Robert Zemeckis prende in mano la versione di Pinocchio di Walt Disney del 1940, diretta da Hamilton Luske e Ben Sharpsteen, colonna sonora compresa (qui curata da Alan Silvestri), e ne fa un suo omaggio (a Disney) in live-action, riscrivendolo in chiave moderna, e rispettando le nuove normative politically correct di cui la Casa di Topolino si sta facendo bandiera.

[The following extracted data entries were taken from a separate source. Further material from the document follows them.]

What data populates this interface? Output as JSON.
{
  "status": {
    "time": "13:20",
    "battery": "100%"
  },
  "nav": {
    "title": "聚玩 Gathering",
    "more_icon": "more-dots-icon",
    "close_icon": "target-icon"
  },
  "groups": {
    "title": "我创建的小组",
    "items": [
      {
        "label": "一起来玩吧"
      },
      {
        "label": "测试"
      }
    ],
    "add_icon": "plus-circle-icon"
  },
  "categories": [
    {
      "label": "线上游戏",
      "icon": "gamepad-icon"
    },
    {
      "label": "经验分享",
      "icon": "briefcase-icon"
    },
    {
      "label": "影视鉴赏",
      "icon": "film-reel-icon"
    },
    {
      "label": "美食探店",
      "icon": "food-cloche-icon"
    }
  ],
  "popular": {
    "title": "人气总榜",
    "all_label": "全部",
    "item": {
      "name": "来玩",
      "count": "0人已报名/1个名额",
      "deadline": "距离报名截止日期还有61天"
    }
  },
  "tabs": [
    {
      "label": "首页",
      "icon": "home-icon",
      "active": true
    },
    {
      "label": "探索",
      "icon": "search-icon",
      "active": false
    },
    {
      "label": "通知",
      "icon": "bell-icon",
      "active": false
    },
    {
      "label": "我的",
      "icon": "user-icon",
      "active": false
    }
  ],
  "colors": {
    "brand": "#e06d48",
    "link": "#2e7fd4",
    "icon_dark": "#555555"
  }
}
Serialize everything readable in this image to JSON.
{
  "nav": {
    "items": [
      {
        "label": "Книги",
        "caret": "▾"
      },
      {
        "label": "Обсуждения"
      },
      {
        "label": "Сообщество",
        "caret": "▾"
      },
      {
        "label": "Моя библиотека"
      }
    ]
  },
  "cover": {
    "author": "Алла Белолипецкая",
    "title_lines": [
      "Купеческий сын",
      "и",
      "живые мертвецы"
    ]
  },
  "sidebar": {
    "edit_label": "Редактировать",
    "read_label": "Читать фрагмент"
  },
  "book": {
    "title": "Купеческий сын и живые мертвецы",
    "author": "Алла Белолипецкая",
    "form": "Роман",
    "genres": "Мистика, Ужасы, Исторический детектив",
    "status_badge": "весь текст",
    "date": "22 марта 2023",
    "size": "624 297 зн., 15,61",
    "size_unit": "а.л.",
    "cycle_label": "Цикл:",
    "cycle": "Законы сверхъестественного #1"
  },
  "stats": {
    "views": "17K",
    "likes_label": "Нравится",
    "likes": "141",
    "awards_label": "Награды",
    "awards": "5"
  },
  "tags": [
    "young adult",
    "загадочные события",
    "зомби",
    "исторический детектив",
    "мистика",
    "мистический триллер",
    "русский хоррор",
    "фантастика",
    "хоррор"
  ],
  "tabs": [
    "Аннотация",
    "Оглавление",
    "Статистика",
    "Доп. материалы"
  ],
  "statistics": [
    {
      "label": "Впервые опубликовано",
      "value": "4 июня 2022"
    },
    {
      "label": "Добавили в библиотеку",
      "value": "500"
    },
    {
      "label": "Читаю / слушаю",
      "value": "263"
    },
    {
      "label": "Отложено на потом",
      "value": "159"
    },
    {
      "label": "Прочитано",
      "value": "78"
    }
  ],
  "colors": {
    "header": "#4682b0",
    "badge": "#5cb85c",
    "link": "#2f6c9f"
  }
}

Ci sono poi il gatto (muto) e la volpe, c’è Mangiafuoco con il suo teatro (notevole l’idea delle rivendicaizoni sindacali delle altre marionette che vogliono ribellarsi e dar vita a una compagnia tutta loro), c’è Lucignolo, e ovviamente il grillo parlante, e compare un nuovo personaggio: il gabbiano Sofia. Il tutto è assemblato con colore e armonia.
Questo Pinocchio si sarebbe meritato almeno un passaggio in sala. Sarà disponibile dall’8 settembre solo sulla piattaforma Disney+.
Pinocchio si fa voler bene per l’approccio sincero e allegro, forse un po’ da fan, di Zemeckis che ha fatto un lavoro di restauro portando freschezza e fantasia alla versione animata.
È un film che sa tenere in buona compagnia con un finale a sorpresa.